The City of London has a reputation for being a relatively unregulated financial center. The comparative absence of government oversight--especially in contrast with its main European rivals, Paris and Frankfurt--has encouraged innovation and has made London attractive to high-flying global operators. For a long time, the City has relied mainly on self-regulation.
But Britain's new Labor Party government has come to power with the avowed aim of bringing order to London's financial markets--and it's about time. The downside of lax regulation is that the City has been hit by a run of scandals, including the collapse of Barings PLC in 1995, and a costly fund management debacle in 1996 at Deutsche Morgan Grenfell. At some point, enforcing a clear set of rules becomes a competitive necessity, since investors and customers--especially those from other countries--need to know that they will not be cheated and that they can depend on authorities to ferret out small problems before they become big ones. Indeed, tight regulation has been one of the strengths of Wall Street, and in particular the New York Stock Exchange.

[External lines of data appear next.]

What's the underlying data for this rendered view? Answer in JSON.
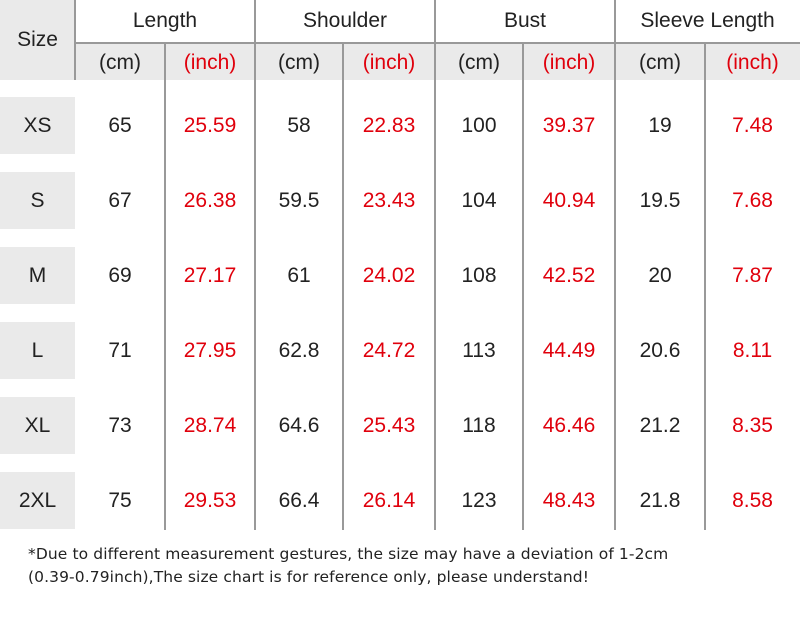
{
  "size_header": "Size",
  "groups": [
    "Length",
    "Shoulder",
    "Bust",
    "Sleeve Length"
  ],
  "units": {
    "cm": "(cm)",
    "inch": "(inch)"
  },
  "rows": [
    {
      "size": "XS",
      "values": [
        "65",
        "25.59",
        "58",
        "22.83",
        "100",
        "39.37",
        "19",
        "7.48"
      ]
    },
    {
      "size": "S",
      "values": [
        "67",
        "26.38",
        "59.5",
        "23.43",
        "104",
        "40.94",
        "19.5",
        "7.68"
      ]
    },
    {
      "size": "M",
      "values": [
        "69",
        "27.17",
        "61",
        "24.02",
        "108",
        "42.52",
        "20",
        "7.87"
      ]
    },
    {
      "size": "L",
      "values": [
        "71",
        "27.95",
        "62.8",
        "24.72",
        "113",
        "44.49",
        "20.6",
        "8.11"
      ]
    },
    {
      "size": "XL",
      "values": [
        "73",
        "28.74",
        "64.6",
        "25.43",
        "118",
        "46.46",
        "21.2",
        "8.35"
      ]
    },
    {
      "size": "2XL",
      "values": [
        "75",
        "29.53",
        "66.4",
        "26.14",
        "123",
        "48.43",
        "21.8",
        "8.58"
      ]
    }
  ],
  "note": {
    "line1": "*Due to different measurement gestures, the size may have a deviation of 1-2cm",
    "line2": "(0.39-0.79inch),The size chart is for reference only, please understand!"
  },
  "colors": {
    "inch_text": "#e0000c",
    "text": "#222222",
    "band": "#eaeaea",
    "grid": "#999999"
  }
}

The challenge for Prime Minister Tony Blair and the regulators he appoints is to find a balance between regulation and innovation. If they are too tough, business will flee offshore--just as traders hustled to London in the 1970s to set up the Eurobond market out of the reach of U.S. watchdogs. But investors will take flight if Labor doesn't clean up the City's worst excesses. Financial services is Britain's boom industry, and Blair owes it to his country to make sure it runs smoothly--and fairly.